В книге Мунциуса лежал сложенный вдвое, совсем пожелтевший оттиск из ежеквартального журнала «Дополнения к соляристике», одна из первых работ Гибаряна, которую он написал, еще не будучи руководителем Института. После названия «Почему я стал соляристом» шло краткое, почти конспективное перечисление явлений, доказывающих реальную возможность Контакта. Ведь Гибарян принадлежал к тому, пожалуй, последнему поколению исследователей, у которых хватило смелости принять эстафету первых успехов соляристики и не отречься от своеобразной, выходящей за пределы науки веры, впрочем, вполне материалистической, веры в плодотворность усилий, если они достаточно упорны и продолжительны. Гибарян исходил из хорошо известных, классических исследований биоэлектроников евразийской школы: Хо Ен Мина, Нгъяли и Кавакадзе; их работы продемонстрировали, что существует некоторое сходство между электрическими импульсами и определенными разрядами энергии, происходящими в плазме Океана, которые предшествуют возникновению таких образований, как полиморфы (в зачаточных стадиях) и близнецы-соляриды. Гибарян отбросил антропоморфические интерпретации, всяческие мистификации психоаналитических, психиатрических, нейрофизиологических школ, которые пытались перенести на глеевый Океан человеческие заболевания, например эпилепсию (аналогию которой они видели в судорожных извержениях асимметриад).
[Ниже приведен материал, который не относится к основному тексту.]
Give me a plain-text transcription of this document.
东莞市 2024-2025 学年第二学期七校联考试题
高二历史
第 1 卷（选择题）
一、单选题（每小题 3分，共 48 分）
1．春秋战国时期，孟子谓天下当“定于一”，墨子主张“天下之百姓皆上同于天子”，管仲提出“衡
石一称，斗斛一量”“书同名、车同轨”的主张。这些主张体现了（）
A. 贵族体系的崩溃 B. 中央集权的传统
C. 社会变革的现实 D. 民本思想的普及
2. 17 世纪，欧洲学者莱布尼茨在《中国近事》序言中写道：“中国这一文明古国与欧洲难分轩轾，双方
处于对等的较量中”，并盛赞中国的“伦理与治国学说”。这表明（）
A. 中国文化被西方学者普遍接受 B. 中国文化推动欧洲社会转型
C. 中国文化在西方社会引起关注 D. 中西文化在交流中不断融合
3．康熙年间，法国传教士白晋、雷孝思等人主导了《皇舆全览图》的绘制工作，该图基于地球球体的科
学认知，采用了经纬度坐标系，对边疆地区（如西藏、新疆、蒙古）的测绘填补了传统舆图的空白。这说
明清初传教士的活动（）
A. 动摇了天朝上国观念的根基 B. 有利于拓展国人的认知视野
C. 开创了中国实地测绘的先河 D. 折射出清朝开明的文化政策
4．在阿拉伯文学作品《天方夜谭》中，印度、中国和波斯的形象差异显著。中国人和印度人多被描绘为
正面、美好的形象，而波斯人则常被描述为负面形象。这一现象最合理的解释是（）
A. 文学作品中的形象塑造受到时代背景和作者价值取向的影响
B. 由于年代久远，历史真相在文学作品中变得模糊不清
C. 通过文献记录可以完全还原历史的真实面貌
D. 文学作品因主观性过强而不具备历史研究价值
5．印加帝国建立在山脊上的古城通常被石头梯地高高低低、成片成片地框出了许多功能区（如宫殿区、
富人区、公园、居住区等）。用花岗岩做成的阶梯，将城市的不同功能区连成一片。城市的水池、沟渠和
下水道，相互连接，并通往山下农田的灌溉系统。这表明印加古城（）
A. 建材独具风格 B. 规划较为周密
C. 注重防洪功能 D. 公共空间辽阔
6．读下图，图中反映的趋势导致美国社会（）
Он был среди сторонников Контакта одним из наиболее осторожных и трезвых ученых и совершенно не выносил сенсаций, которые, правда, все реже сопутствовали тому или иному открытию. Кстати, такой дешевой сенсацией стала моя дипломная работа. Она находилась где-то здесь, в библиотеке. Работа, конечно, была не опубликована, а просто снята на пленку и хранилась среди микрофильмов. В своей работе я опирался на любопытные исследования Бергмана и Рейнольдса. Им удалось из мозаики разнообразных процессов выделить и «отфильтровать» компоненты, сопровождающие самые сильные эмоции: отчаяние, скорбь, наслаждение. Я же сопоставил эти данные с разрядами океанических токов, определил амплитуду и профили кривых (на определенных участках сводов симметриад, у основания незрелых мимоидов и др.) и обнаружил между ними аналогию, заслуживающую внимания. Тут же в бульварной прессе появились об этом статейки под дурацкими названиями, вроде «Студень в отчаянии» или «Планета в оргазме».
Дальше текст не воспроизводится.